Another factor is the rise in urbanisation and the increased importance of service industries. Few grow or make things any more - primary industries generally employ only about 5% of the population and secondary industry only about 20%. People chat more, by telephone, email and text message.
A most important factor is the decline in religion. As I noted in my Auspundits post on the Collapse of Anglicanism,
When I lived in Los Angeles in 1970, I was surprised to find that my local free suburban newspaper carried numerous advertisements for fortune tellers of one kind or another, readers of tea leaves, tarot cards or palms, spiritualists who could commune with the dead and various other oddball religious types. There they all were, competing for space with advertisements for garden services and adult bookshops. In those days, there was nothing like it in Australia.
It struck me then that when you abandon traditional religion, its place is immediately taken by cults and superstitions.
It should not surprise us that when semi-educated chatterers abandon old-style religion they tend to replace it with superstitions such as the currently fashionable cult of anthropogenic global warming.
I once tamed a blue-tongued lizard that lived in a drain at the back of my house. I found out from Taronga Zoo that blue-tongues love bananas, and I can confirm that my blue-tongue regarded bananas as akin to nectar of the gods. But the zoo warned me not to overdo the feeding as by so doing my lizard would lose the capacity to fend for itself. It's a similar situation with the friendly dolphins that swim with people at Monkey Mia in Western Australia.
Perhaps the fact that we live in a society which is stable, free, secure and prosperous has blunted our capacity for survival and ill prepared us for the challenges ahead in a wild and remorseless world. In short, we're now decadent and lack real purpose, so we either take up causes that tickle our moral vanity or just sail in a random direction hoping to find Moby Dick, as you put it.
In my earlier response, I listed four situations where it could be argued that sheer cold brutal expediency didn't, in the final result, determine policy. You correctly note that the actions taken could be justified on rational grounds and it's true that in many respects they paid off. In the case of the Falklands, for example, British success led to Mrs Thatcher gaining the respect required for her to set in train the reforms Britain needed to restore the economy and escape the clutches of the International Monetary Fund. Britain also gained a lot more respect internationally, at least for a few years. The Russians, for example, initially thought that retaking the Falklands would be impossible, and looked upon the British military with increased respect thereafter. In the case of East Timor, Lee Kuan Yew remarked that as Australia had advocated the referendum that was unexpectedly implemented by Habibie, we could not have walked away from the consequences and still retained any credit in the region. And since we didn't walk away, our stocks had risen.

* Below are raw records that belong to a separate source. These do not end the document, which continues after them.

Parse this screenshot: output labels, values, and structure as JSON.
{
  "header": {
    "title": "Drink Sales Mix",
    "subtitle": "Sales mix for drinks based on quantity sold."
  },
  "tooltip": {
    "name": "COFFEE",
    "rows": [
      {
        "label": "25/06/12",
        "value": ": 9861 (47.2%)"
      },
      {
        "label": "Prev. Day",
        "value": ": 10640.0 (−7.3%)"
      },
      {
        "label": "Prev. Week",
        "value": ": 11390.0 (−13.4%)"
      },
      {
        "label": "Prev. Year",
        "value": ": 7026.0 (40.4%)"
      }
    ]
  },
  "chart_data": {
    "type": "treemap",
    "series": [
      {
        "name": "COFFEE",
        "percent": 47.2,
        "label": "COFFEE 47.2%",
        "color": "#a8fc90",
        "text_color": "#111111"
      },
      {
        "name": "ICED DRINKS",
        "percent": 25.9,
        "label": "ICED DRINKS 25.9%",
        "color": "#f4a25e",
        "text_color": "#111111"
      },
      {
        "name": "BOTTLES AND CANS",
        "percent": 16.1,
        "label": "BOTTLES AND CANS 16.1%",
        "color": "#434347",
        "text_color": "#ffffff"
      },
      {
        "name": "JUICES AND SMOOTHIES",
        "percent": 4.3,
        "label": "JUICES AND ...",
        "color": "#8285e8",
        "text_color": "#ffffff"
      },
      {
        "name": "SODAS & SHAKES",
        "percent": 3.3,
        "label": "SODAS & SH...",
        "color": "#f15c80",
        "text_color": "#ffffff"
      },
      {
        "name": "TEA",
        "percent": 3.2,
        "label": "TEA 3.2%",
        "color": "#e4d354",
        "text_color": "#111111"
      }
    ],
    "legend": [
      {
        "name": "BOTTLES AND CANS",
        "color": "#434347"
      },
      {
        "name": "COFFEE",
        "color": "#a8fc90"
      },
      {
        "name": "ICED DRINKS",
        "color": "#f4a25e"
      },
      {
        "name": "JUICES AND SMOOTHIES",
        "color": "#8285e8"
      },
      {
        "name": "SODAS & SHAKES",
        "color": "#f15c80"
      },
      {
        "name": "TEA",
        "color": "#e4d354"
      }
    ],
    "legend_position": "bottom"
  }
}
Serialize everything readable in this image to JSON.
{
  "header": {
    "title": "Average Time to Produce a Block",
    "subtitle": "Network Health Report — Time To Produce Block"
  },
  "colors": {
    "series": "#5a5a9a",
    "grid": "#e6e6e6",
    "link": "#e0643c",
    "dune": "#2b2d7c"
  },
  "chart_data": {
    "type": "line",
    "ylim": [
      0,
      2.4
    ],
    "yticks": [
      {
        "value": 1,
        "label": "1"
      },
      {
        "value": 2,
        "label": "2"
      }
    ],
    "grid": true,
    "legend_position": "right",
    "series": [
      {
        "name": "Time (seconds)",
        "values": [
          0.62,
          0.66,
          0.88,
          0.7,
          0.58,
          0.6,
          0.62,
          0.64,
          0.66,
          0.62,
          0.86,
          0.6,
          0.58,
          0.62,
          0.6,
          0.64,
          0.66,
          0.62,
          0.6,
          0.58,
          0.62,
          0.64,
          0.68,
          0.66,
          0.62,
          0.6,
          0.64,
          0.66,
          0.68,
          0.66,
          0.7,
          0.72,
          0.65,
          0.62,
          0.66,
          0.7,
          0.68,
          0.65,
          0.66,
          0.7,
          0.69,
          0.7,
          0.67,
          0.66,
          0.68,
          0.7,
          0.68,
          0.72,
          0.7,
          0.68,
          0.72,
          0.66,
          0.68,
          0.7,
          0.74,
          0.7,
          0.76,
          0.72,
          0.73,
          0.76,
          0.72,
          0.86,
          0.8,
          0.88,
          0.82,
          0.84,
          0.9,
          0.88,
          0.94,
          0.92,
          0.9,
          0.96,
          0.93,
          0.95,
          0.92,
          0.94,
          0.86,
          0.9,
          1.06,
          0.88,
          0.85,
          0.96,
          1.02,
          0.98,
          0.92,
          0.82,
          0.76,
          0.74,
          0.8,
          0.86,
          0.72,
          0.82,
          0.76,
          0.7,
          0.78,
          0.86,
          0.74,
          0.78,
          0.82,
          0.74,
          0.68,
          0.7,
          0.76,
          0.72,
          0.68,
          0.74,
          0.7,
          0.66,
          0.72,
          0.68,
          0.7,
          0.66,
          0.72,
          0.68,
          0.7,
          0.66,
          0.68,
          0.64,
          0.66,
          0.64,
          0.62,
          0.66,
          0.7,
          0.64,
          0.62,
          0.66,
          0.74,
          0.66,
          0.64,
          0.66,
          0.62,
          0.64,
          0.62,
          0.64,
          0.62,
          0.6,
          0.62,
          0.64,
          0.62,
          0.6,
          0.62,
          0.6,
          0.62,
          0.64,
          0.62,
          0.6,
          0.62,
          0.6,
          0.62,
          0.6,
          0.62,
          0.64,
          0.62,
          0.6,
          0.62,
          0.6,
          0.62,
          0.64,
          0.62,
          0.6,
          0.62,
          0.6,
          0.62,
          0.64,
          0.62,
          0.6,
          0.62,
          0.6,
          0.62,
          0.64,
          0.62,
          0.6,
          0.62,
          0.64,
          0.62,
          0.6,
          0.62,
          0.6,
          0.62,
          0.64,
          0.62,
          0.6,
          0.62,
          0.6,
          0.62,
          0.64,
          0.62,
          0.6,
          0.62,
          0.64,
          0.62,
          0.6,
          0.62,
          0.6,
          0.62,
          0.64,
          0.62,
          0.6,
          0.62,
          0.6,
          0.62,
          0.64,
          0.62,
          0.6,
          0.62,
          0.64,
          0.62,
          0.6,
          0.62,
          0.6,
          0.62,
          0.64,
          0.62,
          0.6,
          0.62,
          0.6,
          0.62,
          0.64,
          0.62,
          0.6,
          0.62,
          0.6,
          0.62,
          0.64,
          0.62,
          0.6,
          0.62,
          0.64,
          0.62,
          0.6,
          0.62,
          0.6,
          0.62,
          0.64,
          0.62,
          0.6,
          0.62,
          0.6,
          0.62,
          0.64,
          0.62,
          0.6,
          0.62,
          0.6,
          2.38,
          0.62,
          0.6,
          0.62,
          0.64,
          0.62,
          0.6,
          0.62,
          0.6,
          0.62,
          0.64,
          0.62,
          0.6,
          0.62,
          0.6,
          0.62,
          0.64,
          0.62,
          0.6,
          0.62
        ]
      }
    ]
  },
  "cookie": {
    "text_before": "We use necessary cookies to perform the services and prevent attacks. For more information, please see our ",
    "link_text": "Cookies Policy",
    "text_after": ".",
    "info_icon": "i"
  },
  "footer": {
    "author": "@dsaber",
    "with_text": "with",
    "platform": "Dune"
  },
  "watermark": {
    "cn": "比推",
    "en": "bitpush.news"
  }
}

However, I don't think this affects my conclusion that, in the absence of a direct impact on constituents, the prime driver for domestic support is moral rather than expedient, and that such a driver is essential for the successful completion of any difficult long-term project in a democratic society.
The problem is that WIMPS™ are not toughies. Many who were initially militant with respect to Iraq went to water at the first whiff of cordite. Wimpishness is a characteristic of modern society, in politics, academia and business. Just look at the reaction to the Danish cartoons. Years ago, when there were endless strikes in the electricity generating industry, a NSW Government minister told me that during the first week of any strike, all his business contacts would say, "Hang in there, beat the bastards!" But by the second week all these same businessmen would be crying in his ear, "Settle, settle, we're losing too much money!" Big business almost always lacks courage, which is why, more often than not, major industrial reforms are won because of the actions of small players such as Mudginberri Meats and Dollar Sweets.
WIMPS™ also typically operate in accordance with the foolish multicultural mantra that holds that underneath it all, human beings are all the same, which they're not. As a result, they are congenitally incapable of both understanding and anticipating reactions to their behaviour.